Era uma das grandes incógnitas do NOS Primavera Sound: que público iria estar à espera de Lorde, a neo-zelandesa que, em 2017, nos brindou com a rodela pop do ano e que, já antes disso e quando não tinha idade para votar, conduzir ou beber shots, jolas ou qualquer outro líquido graduado num bar, tinha já gravado o magistral “Pure Heroine”, recebendo palmadinhas no ombro do ilustre David Bowie – que, então, lhe vaticinava uma carreira com a dimensão do mito.
Quem passasse pelo Palco NOS por volta das cinco da tarde, num dia em que o Porto mais parecia Glastonbury, julgaria ter dado de caras com uma excursão liceal ao Parque da Cidade, provavelmente para ver que espécimes habitavam este pulmão verde às portas de Matosinhos e com o aroma da maresia. Viam-se até algumas sweatshirts alusivas a Bieber, mas a verdade é que, no que diz respeito à pop com o sabor da pastilha elástica e a duração de um pacote de super gorilas, Lorde joga numa liga diferente de todos os seus pares.
Agora com 21 anos, Lorde continua a atrair a irrequietude da adolescência mas, à semelhança daquilo que nos oferecem os melhores romances literários, permite que outras gerações regressem atrás na linha temporal, àqueles tempos em que as preocupações maiores eram descobrir a melhor festa ou uma companhia porreira para terminar a noite em beleza.
Acompanhada de um grupo exemplar de dançarinos, teclistas discretos e um ecrã que ia ilustrando visualmente algumas das histórias sobre a efervescente e irrequieta juventude, Lorde vestiu uma indumentária cor-de-rosa sem ser choque, alternando entre os gestos teatrais, o diálogo com o público e as coreografias com os dançarinos, que a certa altura a transportaram no ar qual deusa a caminho de uma pira incendiária.

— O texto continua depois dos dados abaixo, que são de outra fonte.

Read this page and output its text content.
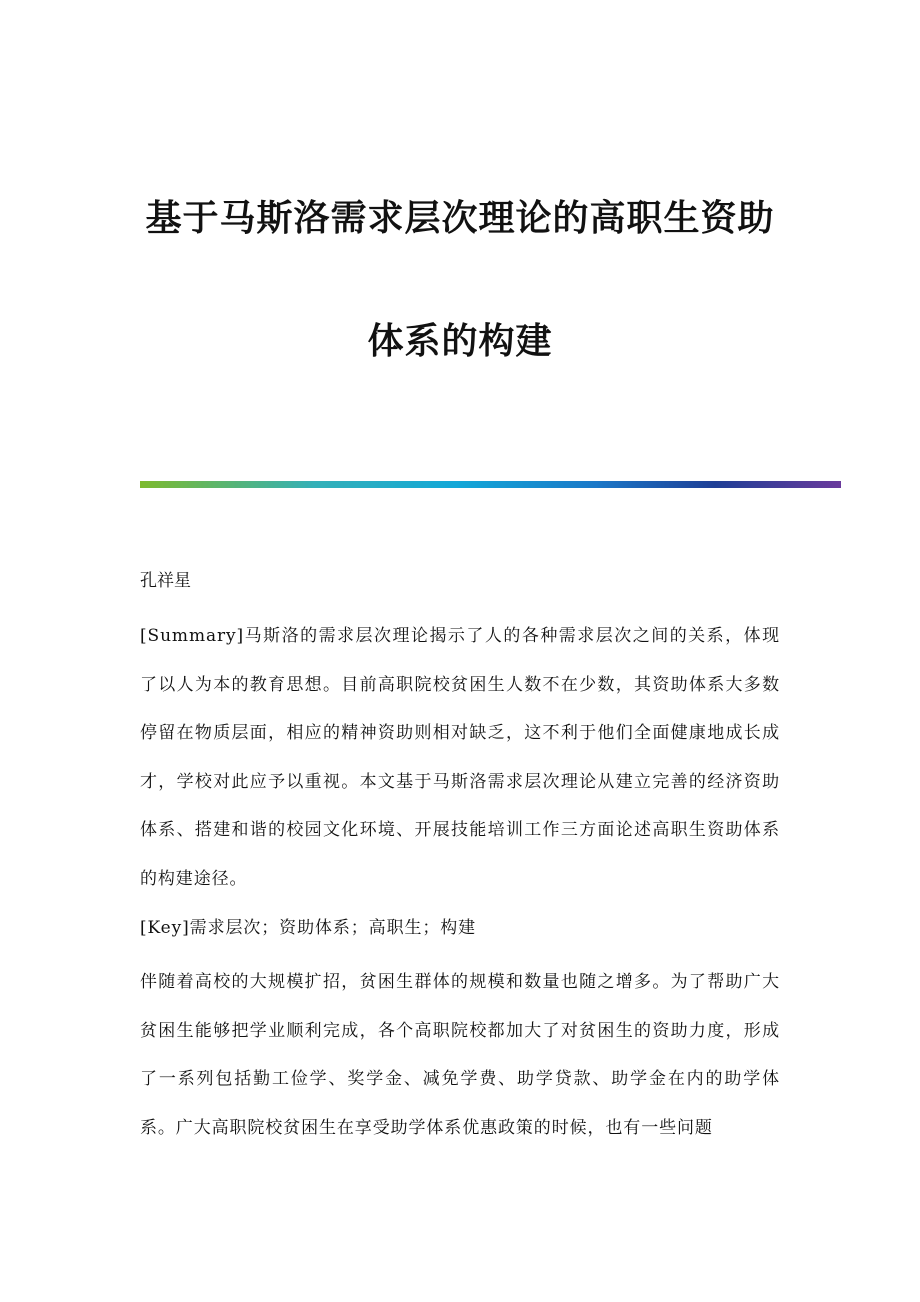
基于马斯洛需求层次理论的高职生资助
体系的构建

孔祥星

[Summary]马斯洛的需求层次理论揭示了人的各种需求层次之间的关系，体现了以人为本的教育思想。目前高职院校贫困生人数不在少数，其资助体系大多数停留在物质层面，相应的精神资助则相对缺乏，这不利于他们全面健康地成长成才，学校对此应予以重视。本文基于马斯洛需求层次理论从建立完善的经济资助体系、搭建和谐的校园文化环境、开展技能培训工作三方面论述高职生资助体系的构建途径。

[Key]需求层次；资助体系；高职生；构建

伴随着高校的大规模扩招，贫困生群体的规模和数量也随之增多。为了帮助广大贫困生能够把学业顺利完成，各个高职院校都加大了对贫困生的资助力度，形成了一系列包括勤工俭学、奖学金、减免学费、助学贷款、助学金在内的助学体系。广大高职院校贫困生在享受助学体系优惠政策的时候，也有一些问题
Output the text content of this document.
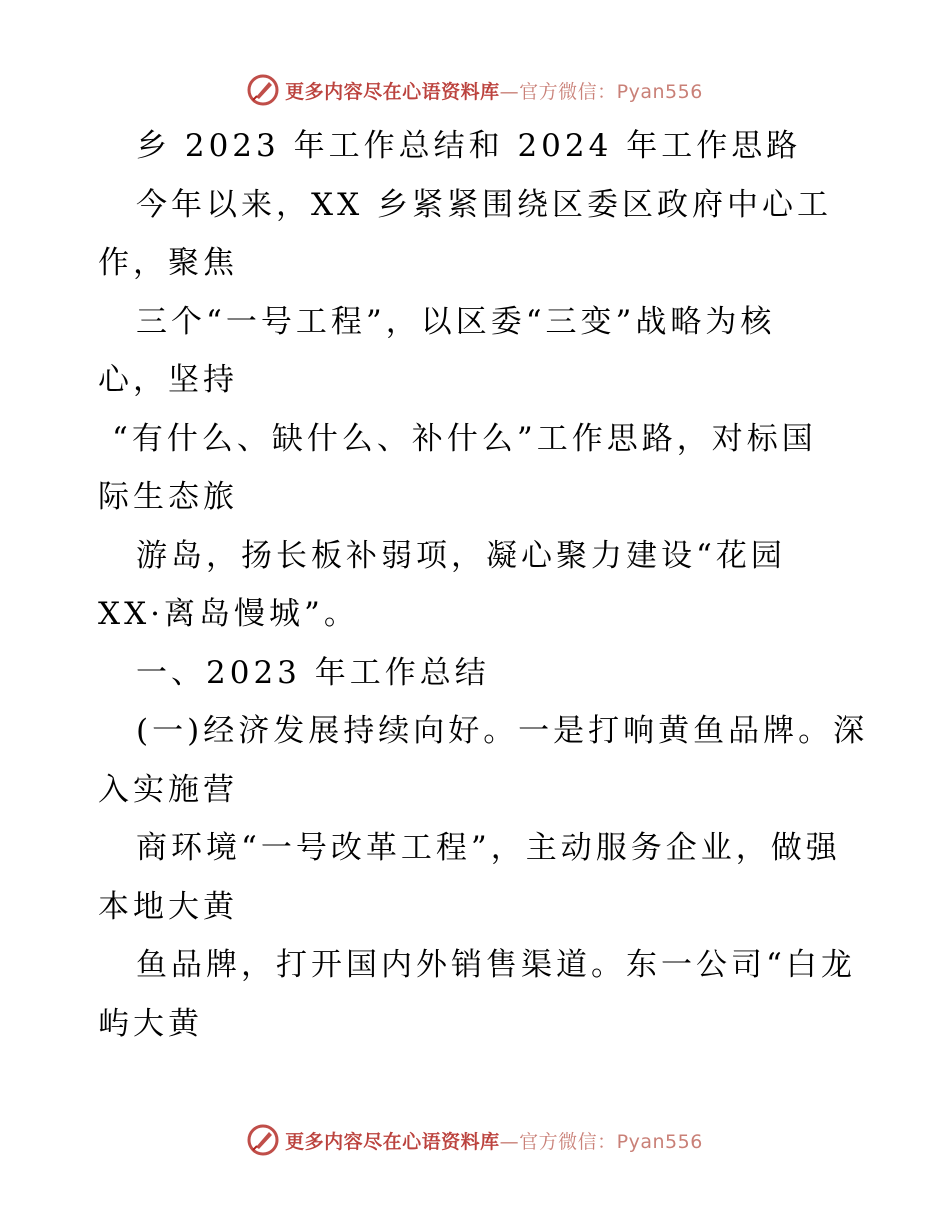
更多内容尽在心语资料库—官方微信：Pyan556
乡 2023 年工作总结和 2024 年工作思路
今年以来，XX 乡紧紧围绕区委区政府中心工
作，聚焦
三个“一号工程”，以区委“三变”战略为核
心，坚持
“有什么、缺什么、补什么”工作思路，对标国
际生态旅
游岛，扬长板补弱项，凝心聚力建设“花园
XX·离岛慢城”。
一、2023 年工作总结
(一)经济发展持续向好。一是打响黄鱼品牌。深
入实施营
商环境“一号改革工程”，主动服务企业，做强
本地大黄
鱼品牌，打开国内外销售渠道。东一公司“白龙
屿大黄
更多内容尽在心语资料库—官方微信：Pyan556
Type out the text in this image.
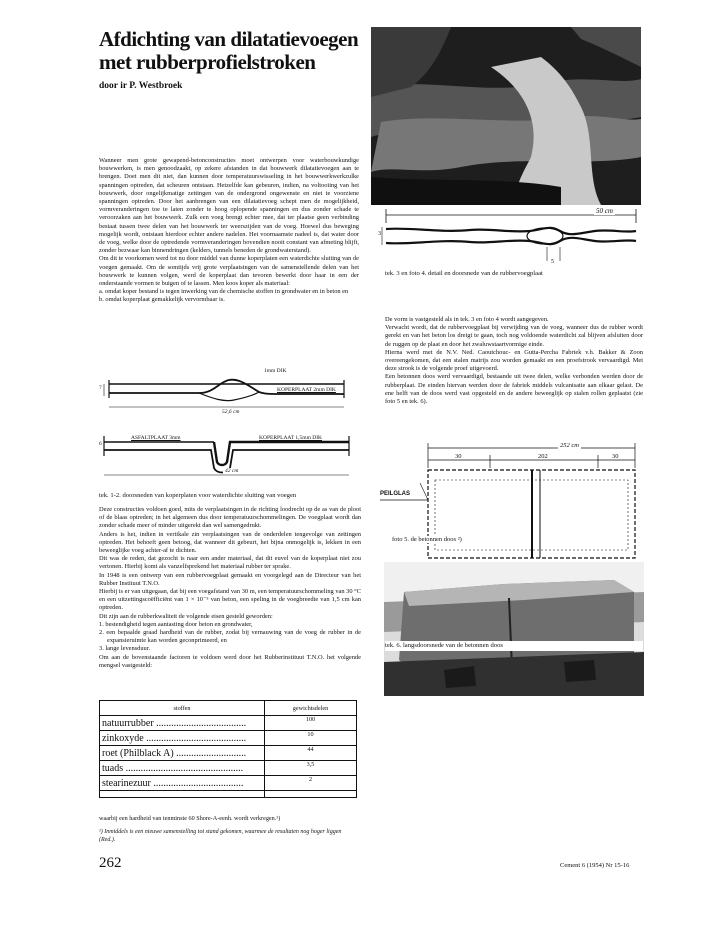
Afdichting van dilatatievoegen
met rubberprofielstroken
door ir P. Westbroek
50 cm
3
5
tek. 3 en foto 4. detail en doorsnede van de rubbervoegplaat

Wanneer men grote gewapend-betonconstructies moet ontwerpen voor waterbouwkundige bouwwerken, is men genoodzaakt, op zekere afstanden in dat bouwwerk dilatatievoegen aan te brengen. Doet men dit niet, dan kunnen door temperatuurswisseling in het bouwwerkwerkzulke spanningen optreden, dat scheuren ontstaan. Hetzelfde kan gebeuren, indien, na voltooiing van het bouwwerk, door ongelijkmatige zettingen van de ondergrond ongewenste en niet te voorziene spanningen optreden. Door het aanbrengen van een dilatatievoeg schept men de mogelijkheid, vormveranderingen toe te laten zonder te hoog oplopende spanningen en dus zonder schade te veroorzaken aan het bouwwerk. Zulk een voeg brengt echter mee, dat ter plaatse geen verbinding bestaat tussen twee delen van het bouwwerk ter weerszijden van de voeg. Hoewel dus beweging mogelijk wordt, ontstaan hierdoor echter andere nadelen. Het voornaamste nadeel is, dat water door de voeg, welke door de optredende vormveranderingen bovendien nooit constant van afmeting blijft, zonder bezwaar kan binnendringen (kelders, tunnels beneden de grondwaterstand).

Om dit te voorkomen werd tot nu door middel van dunne koperplaten een waterdichte sluiting van de voegen gemaakt. Om de somtijds vrij grote verplaatsingen van de samenstellende delen van het bouwwerk te kunnen volgen, werd de koperplaat dan tevoren bewerkt door haar in een der onderstaande vormen te buigen of te lassen. Men koos koper als materiaal:

a. omdat koper bestand is tegen inwerking van de chemische stoffen in grondwater en in beton en

b. omdat koperplaat gemakkelijk vervormbaar is.

1mm DIK
KOPERPLAAT 2mm DIK
52,6 cm
7
ASFALTPLAAT 3mm	KOPERPLAAT 1,5mm DIK
42 cm
6
tek. 1-2. doorsneden van koperplaten voor waterdichte sluiting van voegen

Deze constructies voldoen goed, mits de verplaatsingen in de richting loodrecht op de as van de ploot of de blaas optreden; in het algemeen dus door temperatuurschommelingen. De voegplaat wordt dan zonder schade meer of minder uitgerekt dan wel samengedrukt.

Anders is het, indien in vertikale zin verplaatsingen van de onderdelen tengevolge van zettingen optreden. Het behoeft geen betoog, dat wanneer dit gebeurt, het bijna onmogelijk is, lekken in een beweeglijke voeg achter-af te dichten.

Dit was de reden, dat gezocht is naar een ander materiaal, dat dit euvel van de koperplaat niet zou vertonen. Hierbij komt als vanzelfsprekend het materiaal rubber ter sprake.

In 1948 is een ontwerp van een rubbervoegplaat gemaakt en voorgelegd aan de Directeur van het Rubber Instituut T.N.O.

Hierbij is er van uitgegaan, dat bij een voegafstand van 30 m, een temperatuurschommeling van 30 °C en een uitzettingscoëfficiënt van 1 × 10⁻⁵ van beton, een speling in de voegbreedte van 1,5 cm kan optreden.

Dit zijn aan de rubberkwaliteit de volgende eisen gesteld geworden:

1. bestendigheid tegen aantasting door beton en grondwater,

2. een bepaalde graad hardheid van de rubber, zodat bij vernauwing van de voeg de rubber in de expansieruimte kan worden geconprimeerd, en

3. lange levensduur.

Om aan de bovenstaande factoren te voldoen werd door het Rubberinstituut T.N.O. het volgende mengsel vastgesteld:

stoffen	gewichtsdelen
natuurrubber ....................................	100
zinkoxyde ........................................	10
roet (Philblack A) ............................	44
tuads ...............................................	3,5
stearinezuur ....................................	2

waarbij een hardheid van tenminste 60 Shore-A-eenh. wordt verkregen.¹)
¹) Inmiddels is een nieuwe samenstelling tot stand gekomen, waarmee de resultaten nog hoger liggen (Red.).
262	Cement 6 (1954) Nr 15-16

De vorm is vastgesteld als in tek. 3 en foto 4 wordt aangegeven.

Verwacht wordt, dat de rubbervoegplaat bij verwijding van de voeg, wanneer dus de rubber wordt gerekt en van het beton los dreigt te gaan, toch nog voldoende waterdicht zal blijven afsluiten door de ruggen op de plaat en door het zwaluwstaartvormige einde.

Hierna werd met de N.V. Ned. Caoutchouc- en Gutta-Percha Fabriek v.h. Bakker & Zoon overeengekomen, dat een stalen matrijs zou worden gemaakt en een proefstrook vervaardigd. Met deze strook is de volgende proef uitgevoerd.

Een betonnen doos werd vervaardigd, bestaande uit twee delen, welke verbonden werden door de rubberplaat. De einden hiervan werden door de fabriek middels vulcanisatie aan elkaar gelast. De ene helft van de doos werd vast opgesteld en de andere beweeglijk op stalen rollen geplaatst (zie foto 5 en tek. 6).

252 cm
30	202	30
PEILGLAS
foto 5. de betonnen doos ²)
tek. 6. langsdoorsnede van de betonnen doos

E, mesmo que com piropos da praxe como “há algo de especial em Portugal” ou “foi um concerto incrível”, Lorde conseguiu acalmar a histeria com momentos de grande intimidade, como quando, antes de oferecer uma interpretação de “Liability” que lhe saiu das entranhas, falou das músicas que escreveu no seu quarto em momentos de grande solidão, canções que eram dela e que passaram a ser de quem as ouve e as molda com as suas próprias experiências. Ou, ainda, do mantra que deve ser usado para quando toda a gente se afasta e nos deixa sozinhos na corda bamba: “fuck them”.
Não faltaram momentos altos, tendo quase todos os temas sido cantados em coro sobretudo pelas filas da frente, mas aquele instante em que os telemóveis se transformaram em lanternas, iluminando a fragilidade de “Liability”, a versão incrível de “Magnets”, malha que interpretou na companhia dos Disclosure, ou a incrível ponta final onde “Royals” foi mais do que um hino e “Perfect Places” serviu para extravasar “as emoções que guardaram ao longo dos anos para este momento”, ficarão na memória.
Lorde ainda desceu às grades cumprimentar os fãs em “Team”, momento em que por milagre todos pareceram conseguir avançar uns metros para ficar mais perto desta miúda que esteve sempre com um travesso e muito sincero sorriso nos lábios. “What the fuck are perfect places?”, perguntava Lorde no seu Melodrama. Ontem à noite, pelo menos durante uma hora, o Parque da Cidade foi mesmo um lugar perfeito. Palavra de fã.
Grande destaque também para Ezra Furman e o seu concerto de auto-transformação, que incluiu uma radiografia a cabeças assombradas, fugas de casa dos pais, anjos feridos num carro em contramão e muitos demónios interiores, onde a dor e a miséria são apaziguadas com a compra de um vestido. Tudo conduzido por um saxofone vertiginoso sacado aos Madness, resultando numa pop/rock de primeira água para ouvir com os lábios pintados de um orgulhoso vermelho.
Dos Foreign Poetry ficou uma folk com laivos de electrónica e ecos literários, banda que tem o primeiro longa-duração pronto a sair; das Waxahatchee, que parecem ter fugido à catequese e a uma vida de joelhos esfolados de tanta reza para praticarem o salmo do indie rock, ficou o espírito riot grrrl e uma country travessa, com direito a um belíssimo acústico servido por Katie Crutchfield que, antes disso, ainda cantarolou uns versos de “Homemade Dynamite”; os The Twilight Sad agradeceram o facto de a meteorologia estar solidária com o imaginário escocês, oferecendo uma prestação com o negrume dos Cure e uma linha musical que recordou os Editors de outros tempos; Tyler, The Creator teve apenas como muleta as projecções visuais, que iam de céus estrelados a palavras de ordem gritadas por muito boa gente, mas o incendiário espírito de MC não defraudou a fanzone – apesar de, por aqui, termos preferido ver mais rebuliço – e gente – em palco.